Global trade finance gap hits $1.6 trillion, says ADB

Global trade finance gap even wider than last year – but should banking regulations shoulder the blame?

Red tape and a lack of financial backing to buyers and sellers of physical goods around the world are blighting national job-creation plans and slowing the progress of SMEs, according to a new report from the Asian Development Bank (ADB).

In a poll of 337 banks in 114 countries, together with 791 corporates in 96 countries, the ADB found that in 2015, the global trade finance gap widened to $1.6 trillion from the $1.4 trillion recorded for 2014.

The data indicates that trade finance gaps persist largely because of the cost and complexity of complying with banking regulations – with 90% of financial respondents citing anti-money laundering and KYC requirements as impediments to their ability to expand trade finance, particularly to small firms.

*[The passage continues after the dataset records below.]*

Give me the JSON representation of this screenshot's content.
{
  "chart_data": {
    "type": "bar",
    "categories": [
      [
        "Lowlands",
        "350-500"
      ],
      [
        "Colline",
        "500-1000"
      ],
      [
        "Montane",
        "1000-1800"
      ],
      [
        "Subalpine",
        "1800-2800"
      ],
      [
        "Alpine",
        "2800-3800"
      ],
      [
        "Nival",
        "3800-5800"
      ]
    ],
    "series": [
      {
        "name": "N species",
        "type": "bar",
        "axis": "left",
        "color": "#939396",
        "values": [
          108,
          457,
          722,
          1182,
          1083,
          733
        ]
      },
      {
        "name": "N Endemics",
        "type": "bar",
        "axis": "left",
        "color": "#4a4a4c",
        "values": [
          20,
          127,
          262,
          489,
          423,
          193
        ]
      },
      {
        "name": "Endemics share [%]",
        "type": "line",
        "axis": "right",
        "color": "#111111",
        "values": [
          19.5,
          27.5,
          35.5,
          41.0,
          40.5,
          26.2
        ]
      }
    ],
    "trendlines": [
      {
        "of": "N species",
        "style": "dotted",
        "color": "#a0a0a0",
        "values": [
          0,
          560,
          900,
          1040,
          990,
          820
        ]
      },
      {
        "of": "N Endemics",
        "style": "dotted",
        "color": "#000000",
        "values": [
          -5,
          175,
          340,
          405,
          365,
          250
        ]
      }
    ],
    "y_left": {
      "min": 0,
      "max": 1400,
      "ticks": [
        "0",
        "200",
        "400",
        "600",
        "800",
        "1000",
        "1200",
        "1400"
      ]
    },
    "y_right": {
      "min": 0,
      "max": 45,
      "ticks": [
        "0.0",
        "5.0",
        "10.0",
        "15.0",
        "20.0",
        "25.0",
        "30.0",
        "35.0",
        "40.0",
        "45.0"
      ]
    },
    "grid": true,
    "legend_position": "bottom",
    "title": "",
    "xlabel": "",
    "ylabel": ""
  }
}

Basel III banking regulations, which set liquidity requirements for bank finance, also fell foul of respondents, with 77% highlighting them as a major barrier against the funding of new trade.

ADB Trade Finance Programme chief Steven Beck said: “The survey shows that both globally and nationally, regulators and policymakers should increase support for trade finance through smarter banking regulations, more transparent and comprehensive credit ratings systems, and capacity building for local banks.”

However, previous research indicates that banks and financial institutions themselves are partly to blame for trade finance failing to reach growing firms, thanks to an apparent bias towards larger players.

As The Treasurer reported in May, a report from the World Trade Organization (WTO) noted that globally, more than half of SME trade finance applications are turned down – compared with a rejection rate of just 7% for multinationals.

That is despite research in the 2013 International Chamber of Commerce Trade Finance Loss Register, which showed that the average default rate on short-term, international trade credit is no more than 0.021% – of which 57% is typically recovered through the sale of the underlying assets.

Further statements from senior figures at heavyweight trade bodies suggest that there are multifactorial causes behind hindrances to trade finance.

In a July blog, the International Centre for Trade and Sustainable Development chief Ricardo Meléndez-Ortiz argued that shortcomings in cross-border data flows are a limiting factor for some territories.

He also noted: “Where countries put in place strong enabling environments, including around infrastructure, education [and] enterprise development… value chains – both regional and international – can offer opportunities for economic upgrading and diversification critical for growth and development,” in economies of all sizes.